The companies have a stronger liquidity position than Bear, but investors are saying the chance of a collapse is greater than our politicians want to admit. With its share price decline this week, Fannie Mae's market capitalization is down to $15 billion. Yet at the end of the first quarter, the company had $42.7 billion in capital. Investors are saying that as a business Fannie is worth only slightly more than one-third of its capital cushion. Fannie's debt is also priced at the highest spreads over Treasurys since 2000 – another sign of eroding confidence.

Freddie's market discount from its capital cushion is even worse. Its shares fell nearly 24% yesterday – to a market cap of some $6.8 billion. Yet its capital, at the end of the first quarter, was $38.3 billion. The message from markets is that both companies are in danger of exhausting their capital and becoming insolvent if home prices keep falling and mortgage losses mount.

Why is there so little Washington or Wall Street alarm about this? Because the politicians and financiers are part of the consensus that has long promoted the growth of Fannie and Freddie. Congress created the companies to spur home ownership and, in return, got an endless stream of campaign contributions and election support. Beltway elites like James Johnson and Jamie Gorelick made tens of millions working there. Wall Street marketed their MBSs to buyers around the world, pitching them as virtually as safe as Treasurys (due to the implicit taxpayer guarantee) but with a higher return. Everybody made a bundle.

The assumption was that the taxpayer guarantee would never have to be honored, just as everyone before the savings and loan debacle thought deposit insurance would rarely have to be paid. But these political bills always come due.

The double irony amid the current credit crunch is that our politicians have been promoting Fannie and Freddie as mortgage saviors even as their risk of insolvency has grown. Chuck Schumer, Chris Dodd and many others have encouraged the duo to take on even greater mortgage risk as the housing slump has unfolded. They're the arsonists posing as firemen while putting more dry tinder around the blaze.

So how do we get out of this mess? The worst option would be to let the situation erode until the Fed and Treasury panic amid market pressure and issue an explicit taxpayer guarantee. The consequences from putting $5 trillion in liabilities on the federal balance sheet would raise America's borrowing costs and jeopardize the Treasury's AAA credit rating. The dollar could face greater selling pressure, especially if the Fed tried to inflate away this greater debt burden. And all without a single Congressional appropriation or public debate.

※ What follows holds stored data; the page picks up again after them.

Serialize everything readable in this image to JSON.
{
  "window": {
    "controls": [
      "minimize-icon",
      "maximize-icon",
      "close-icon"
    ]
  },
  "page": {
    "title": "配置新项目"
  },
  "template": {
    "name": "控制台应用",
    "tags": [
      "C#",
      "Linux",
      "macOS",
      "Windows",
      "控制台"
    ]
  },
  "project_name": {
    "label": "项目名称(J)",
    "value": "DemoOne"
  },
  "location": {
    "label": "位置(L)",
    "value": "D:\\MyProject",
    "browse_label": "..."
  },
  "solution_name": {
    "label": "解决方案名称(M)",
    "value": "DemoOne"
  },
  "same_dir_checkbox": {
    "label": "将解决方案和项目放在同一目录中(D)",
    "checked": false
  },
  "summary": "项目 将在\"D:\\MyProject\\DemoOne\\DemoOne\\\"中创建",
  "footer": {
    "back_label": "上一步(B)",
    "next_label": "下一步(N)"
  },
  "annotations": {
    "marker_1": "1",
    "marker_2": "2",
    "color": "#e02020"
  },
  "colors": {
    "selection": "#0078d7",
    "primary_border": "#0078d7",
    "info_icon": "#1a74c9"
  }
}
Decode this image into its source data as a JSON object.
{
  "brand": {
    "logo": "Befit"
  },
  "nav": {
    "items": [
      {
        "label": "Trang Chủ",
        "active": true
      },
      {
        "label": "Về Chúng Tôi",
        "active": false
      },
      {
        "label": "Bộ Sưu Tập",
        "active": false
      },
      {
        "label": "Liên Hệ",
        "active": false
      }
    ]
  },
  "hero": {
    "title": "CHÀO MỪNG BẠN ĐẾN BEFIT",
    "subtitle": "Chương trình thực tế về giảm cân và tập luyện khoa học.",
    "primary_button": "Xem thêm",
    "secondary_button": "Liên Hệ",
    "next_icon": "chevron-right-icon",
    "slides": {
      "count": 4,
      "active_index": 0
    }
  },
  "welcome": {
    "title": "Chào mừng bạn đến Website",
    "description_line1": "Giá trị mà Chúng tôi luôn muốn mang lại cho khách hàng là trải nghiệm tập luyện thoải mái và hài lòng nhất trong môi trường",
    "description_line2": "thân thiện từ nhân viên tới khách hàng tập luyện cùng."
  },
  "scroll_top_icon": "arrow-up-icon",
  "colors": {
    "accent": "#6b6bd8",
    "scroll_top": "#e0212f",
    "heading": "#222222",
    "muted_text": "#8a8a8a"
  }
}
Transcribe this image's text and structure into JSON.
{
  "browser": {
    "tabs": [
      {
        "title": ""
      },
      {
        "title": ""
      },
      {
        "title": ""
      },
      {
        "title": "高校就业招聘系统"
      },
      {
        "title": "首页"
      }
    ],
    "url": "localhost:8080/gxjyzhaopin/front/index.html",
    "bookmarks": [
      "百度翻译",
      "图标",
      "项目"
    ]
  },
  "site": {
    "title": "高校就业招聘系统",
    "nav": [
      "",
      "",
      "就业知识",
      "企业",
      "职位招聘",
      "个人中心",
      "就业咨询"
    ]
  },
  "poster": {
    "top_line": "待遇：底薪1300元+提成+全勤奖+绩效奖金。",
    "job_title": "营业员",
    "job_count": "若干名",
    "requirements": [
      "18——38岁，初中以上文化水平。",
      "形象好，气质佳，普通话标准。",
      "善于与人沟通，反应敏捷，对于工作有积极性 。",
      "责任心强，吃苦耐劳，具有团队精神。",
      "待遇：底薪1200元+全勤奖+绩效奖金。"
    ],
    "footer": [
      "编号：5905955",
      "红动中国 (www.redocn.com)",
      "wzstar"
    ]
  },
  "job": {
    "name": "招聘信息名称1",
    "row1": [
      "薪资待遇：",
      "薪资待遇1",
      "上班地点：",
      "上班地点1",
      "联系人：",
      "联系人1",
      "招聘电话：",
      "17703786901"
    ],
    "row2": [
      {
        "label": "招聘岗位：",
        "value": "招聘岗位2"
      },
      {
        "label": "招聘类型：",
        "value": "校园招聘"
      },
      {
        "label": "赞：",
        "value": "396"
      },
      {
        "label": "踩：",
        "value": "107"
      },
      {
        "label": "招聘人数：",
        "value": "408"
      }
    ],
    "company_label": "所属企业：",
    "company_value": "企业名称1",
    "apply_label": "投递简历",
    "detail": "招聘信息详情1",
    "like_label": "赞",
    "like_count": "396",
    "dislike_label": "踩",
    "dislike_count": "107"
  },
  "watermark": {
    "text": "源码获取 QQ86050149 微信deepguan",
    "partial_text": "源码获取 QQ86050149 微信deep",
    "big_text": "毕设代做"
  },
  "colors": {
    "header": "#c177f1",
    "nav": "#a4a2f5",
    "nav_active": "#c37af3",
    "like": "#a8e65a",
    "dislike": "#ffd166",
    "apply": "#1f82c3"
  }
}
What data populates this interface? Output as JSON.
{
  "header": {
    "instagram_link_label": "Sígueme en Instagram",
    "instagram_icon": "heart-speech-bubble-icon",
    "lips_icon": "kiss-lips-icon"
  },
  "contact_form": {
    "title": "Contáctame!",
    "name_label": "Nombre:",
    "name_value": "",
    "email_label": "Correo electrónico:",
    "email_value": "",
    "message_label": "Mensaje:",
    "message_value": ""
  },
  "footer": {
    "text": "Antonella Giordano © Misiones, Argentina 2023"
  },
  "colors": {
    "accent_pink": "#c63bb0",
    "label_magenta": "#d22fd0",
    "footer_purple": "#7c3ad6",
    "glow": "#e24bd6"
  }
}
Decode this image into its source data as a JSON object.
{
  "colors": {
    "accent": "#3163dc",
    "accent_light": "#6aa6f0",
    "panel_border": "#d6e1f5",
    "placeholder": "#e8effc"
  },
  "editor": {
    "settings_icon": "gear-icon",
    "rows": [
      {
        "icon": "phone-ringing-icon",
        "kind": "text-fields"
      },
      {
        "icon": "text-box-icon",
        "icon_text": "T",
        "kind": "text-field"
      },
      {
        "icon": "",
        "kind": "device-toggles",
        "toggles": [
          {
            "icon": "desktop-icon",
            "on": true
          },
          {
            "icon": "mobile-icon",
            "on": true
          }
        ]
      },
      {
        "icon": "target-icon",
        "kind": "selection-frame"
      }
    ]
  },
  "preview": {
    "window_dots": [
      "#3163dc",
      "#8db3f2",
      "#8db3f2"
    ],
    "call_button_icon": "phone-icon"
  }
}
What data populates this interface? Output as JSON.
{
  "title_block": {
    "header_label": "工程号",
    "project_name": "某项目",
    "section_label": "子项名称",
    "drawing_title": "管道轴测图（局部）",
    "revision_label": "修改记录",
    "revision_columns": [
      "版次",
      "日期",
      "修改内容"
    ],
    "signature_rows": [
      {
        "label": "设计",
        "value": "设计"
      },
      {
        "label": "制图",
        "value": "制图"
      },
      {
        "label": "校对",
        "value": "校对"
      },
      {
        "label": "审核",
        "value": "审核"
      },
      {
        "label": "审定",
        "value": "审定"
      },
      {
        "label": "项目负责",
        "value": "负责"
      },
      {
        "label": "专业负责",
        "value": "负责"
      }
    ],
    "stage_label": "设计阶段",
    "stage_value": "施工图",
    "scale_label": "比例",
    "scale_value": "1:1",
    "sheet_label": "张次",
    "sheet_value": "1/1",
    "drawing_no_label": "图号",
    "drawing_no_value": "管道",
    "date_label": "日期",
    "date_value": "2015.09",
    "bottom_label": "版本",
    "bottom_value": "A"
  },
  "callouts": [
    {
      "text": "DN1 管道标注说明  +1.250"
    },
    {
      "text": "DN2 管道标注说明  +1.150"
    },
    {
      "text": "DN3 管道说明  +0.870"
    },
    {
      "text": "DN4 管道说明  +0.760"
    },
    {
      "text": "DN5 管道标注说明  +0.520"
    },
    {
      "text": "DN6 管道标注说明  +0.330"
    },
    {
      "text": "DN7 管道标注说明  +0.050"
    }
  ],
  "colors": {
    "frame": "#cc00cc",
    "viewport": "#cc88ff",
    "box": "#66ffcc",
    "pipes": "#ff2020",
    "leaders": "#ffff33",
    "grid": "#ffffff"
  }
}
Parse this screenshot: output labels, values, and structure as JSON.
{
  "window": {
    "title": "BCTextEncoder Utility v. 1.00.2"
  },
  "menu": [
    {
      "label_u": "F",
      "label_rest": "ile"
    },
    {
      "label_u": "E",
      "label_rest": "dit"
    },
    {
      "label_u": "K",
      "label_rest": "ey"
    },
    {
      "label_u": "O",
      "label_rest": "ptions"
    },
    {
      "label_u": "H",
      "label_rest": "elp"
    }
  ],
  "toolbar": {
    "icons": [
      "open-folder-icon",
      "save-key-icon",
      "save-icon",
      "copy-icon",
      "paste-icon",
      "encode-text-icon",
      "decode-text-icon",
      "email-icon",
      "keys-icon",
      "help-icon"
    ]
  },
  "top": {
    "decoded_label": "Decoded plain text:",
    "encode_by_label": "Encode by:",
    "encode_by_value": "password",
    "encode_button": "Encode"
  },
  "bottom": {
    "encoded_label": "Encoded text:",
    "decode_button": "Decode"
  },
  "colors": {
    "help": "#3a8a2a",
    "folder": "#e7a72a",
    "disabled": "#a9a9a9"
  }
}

Hank Paulson's Treasury is now pressing Congress to move quickly to create a new regulator with greater powers – not least to reassure Fannie and Freddie's borrowers. The question is whether this is too little, too late. Congress is refusing to set a statutory limit on their MBSs, though reducing this business and their debt is the only way to limit taxpayer risk. And under pressure from Congress, the regulator recently eased the companies' capital requirements.

Our own proposal, made months ago, is to require a more honest form of socialism by injecting taxpayer money now into both companies (say, in the form of subordinated debt or preferred stock) to recapitalize them enough to weather the current storm. This would help prevent a U.S. balance sheet debacle, and it would force the politicians to acknowledge the mess they have created. Then as the crisis passed, the taxpayers would at least get something for their money, while regulators could work to unwind Fan and Fred's liabilities and shrink these monsters to a less dangerous size.

This would be real 'change' in Washington. Instead, the political class continues to promote the status quo illusion that Fannie and Freddie are risk-free purveyors of the American housing dream. It is one of the great political scandals of our age, and it has unfolded in broad daylight. As usual, the American taxpayer will get stuck with the bill.